The effects sizes reported by a randomized controlled trial of a social program can easily be overstated. Perhaps the recipients of a program feel grateful for the help, and so overstate their outcomes in survey results (this might have happened in the Opportunity NYC results, where survey outcomes showed an increase in earnings for recipients while state administrative data showed null effects.) Perhaps the people who actually take up the offer to participate are more motivated individuals or those whose outcomes are just about to bounce back from a temporary setback (the so-called Ashenfelter Dip.) The programs or regions who participate in an evaluation might have volunteered to participate precisely because they are likely to show larger effects than others implementing the same intervention. (See Alcott and Millanaithan’s studies of the OPower energy savings evaluations.)
But it is also possible for an RCT to understate effects, or to indicate negative effects where the truth is closer to zero. The recent, much discussed study of publicly provided pre-K in Tennessee is a potential example. The study showed some positive outcomes at the end of the intervention year, followed by roughly null effects in early follow ups, followed by negative effects in later follow-ups.

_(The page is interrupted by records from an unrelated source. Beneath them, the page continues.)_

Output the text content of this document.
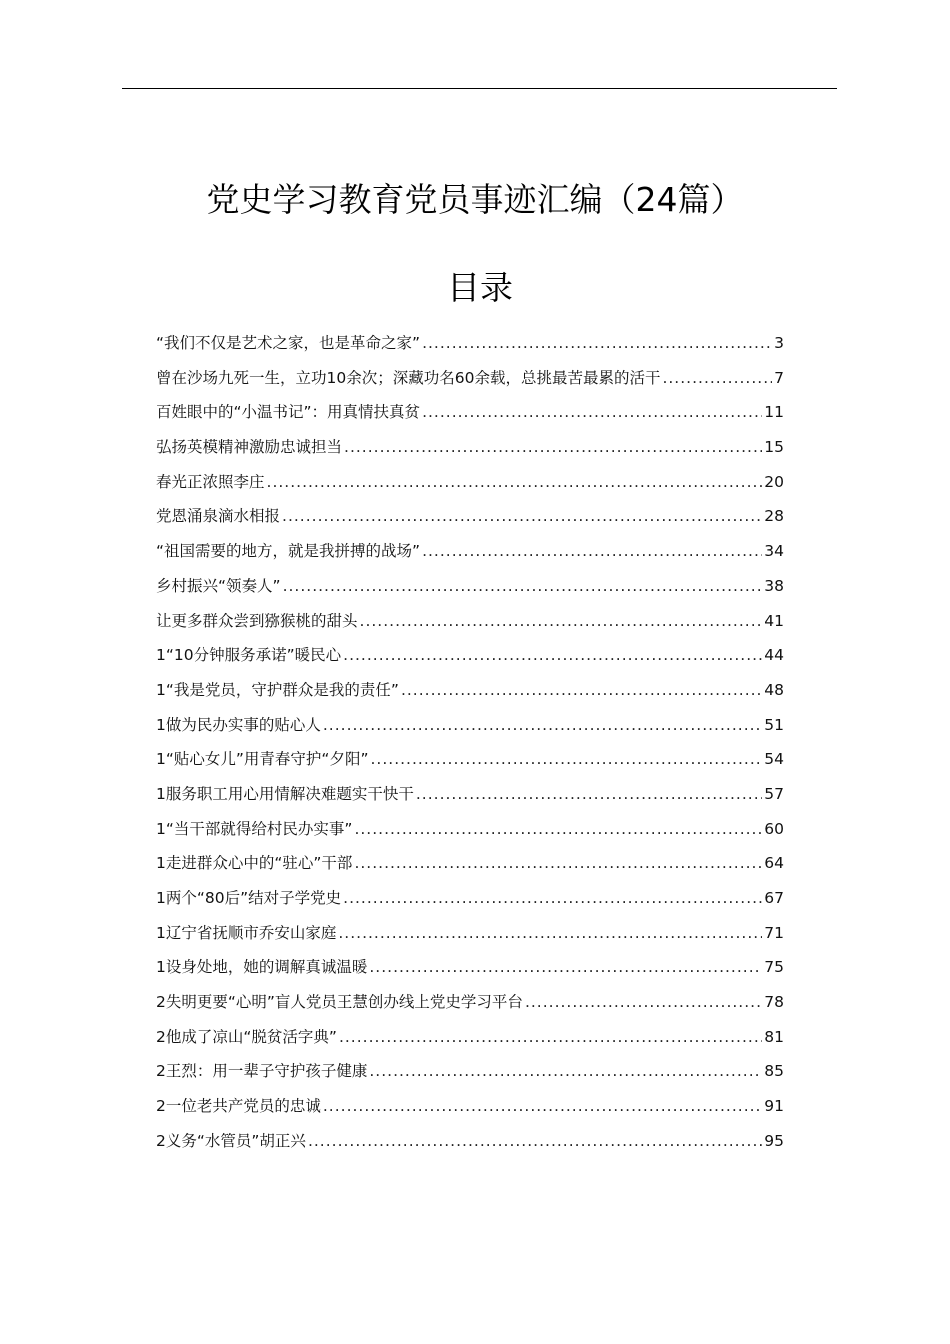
党史学习教育党员事迹汇编（24篇）
目录
“我们不仅是艺术之家，也是革命之家” .....	3
曾在沙场九死一生，立功10余次；深藏功名60余载，总挑最苦最累的活干 .....	7
百姓眼中的“小温书记”：用真情扶真贫 .....	11
弘扬英模精神激励忠诚担当 .....	15
春光正浓照李庄 .....	20
党恩涌泉滴水相报 .....	28
“祖国需要的地方，就是我拼搏的战场” .....	34
乡村振兴“领奏人” .....	38
让更多群众尝到猕猴桃的甜头 .....	41
1“10分钟服务承诺”暖民心 .....	44
1“我是党员，守护群众是我的责任” .....	48
1做为民办实事的贴心人 .....	51
1“贴心女儿”用青春守护“夕阳” .....	54
1服务职工用心用情解决难题实干快干 .....	57
1“当干部就得给村民办实事” .....	60
1走进群众心中的“驻心”干部 .....	64
1两个“80后”结对子学党史 .....	67
1辽宁省抚顺市乔安山家庭 .....	71
1设身处地，她的调解真诚温暖 .....	75
2失明更要“心明”盲人党员王慧创办线上党史学习平台 .....	78
2他成了凉山“脱贫活字典” .....	81
2王烈：用一辈子守护孩子健康 .....	85
2一位老共产党员的忠诚 .....	91
2义务“水管员”胡正兴 .....	95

My own view is that the long-term effects of pre-K on cognitive outcomes are probably negligible, and that such outcomes will fade out pretty much monotonically once the intervention is completed. This is for the simple reason that kids grow up. They’re changing all the time, in variable and individually-directed ways. Once they leave an educational setting that individually-directed variability comes to dominate quite quickly.

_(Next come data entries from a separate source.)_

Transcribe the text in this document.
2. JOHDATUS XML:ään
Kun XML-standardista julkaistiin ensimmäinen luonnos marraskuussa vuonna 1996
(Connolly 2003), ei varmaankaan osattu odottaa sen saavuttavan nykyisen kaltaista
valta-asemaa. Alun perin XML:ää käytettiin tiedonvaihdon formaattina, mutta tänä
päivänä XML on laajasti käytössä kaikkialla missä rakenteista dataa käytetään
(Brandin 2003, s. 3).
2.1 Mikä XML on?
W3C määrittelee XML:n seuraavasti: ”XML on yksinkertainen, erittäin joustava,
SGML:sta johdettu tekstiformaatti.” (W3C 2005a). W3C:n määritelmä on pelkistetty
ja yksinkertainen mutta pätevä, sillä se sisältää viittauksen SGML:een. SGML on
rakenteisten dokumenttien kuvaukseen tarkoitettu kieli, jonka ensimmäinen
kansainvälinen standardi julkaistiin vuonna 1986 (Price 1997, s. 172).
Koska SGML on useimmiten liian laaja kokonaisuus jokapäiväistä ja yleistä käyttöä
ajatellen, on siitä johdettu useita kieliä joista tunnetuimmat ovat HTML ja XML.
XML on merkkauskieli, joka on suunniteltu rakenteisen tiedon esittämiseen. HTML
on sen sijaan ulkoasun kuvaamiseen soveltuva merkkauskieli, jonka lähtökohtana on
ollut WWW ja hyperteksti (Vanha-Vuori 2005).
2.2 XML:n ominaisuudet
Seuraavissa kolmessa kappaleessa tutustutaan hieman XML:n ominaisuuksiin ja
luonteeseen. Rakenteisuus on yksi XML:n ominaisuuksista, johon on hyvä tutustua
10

But shouldn’t that individual-directed variability/unobserved heterogeneity cancel out, on average, in a randomized trial? In a perfectly executed one, perhaps, but in the case of the Tennessee Pre-K study, there were several methodological problems that suggest this was not the case. It was based on joiners, first of all (consent to the study happened after randomization). More problematically, the “negative effects” happen between the third and fourth wave of data collection, which is also when they appear to be losing lots more treatment sample members than control members.
There’s no reason to believe that a pre-K program couldn’t do harm instead of good- in fact, if we believe the Iron Law of Evaluation, we should see negative effects as often as positive. But if there are negative effects getting larger and larger over time, when the kids are no longer being exposed to the intervention- my money is on the randomization not having done its job.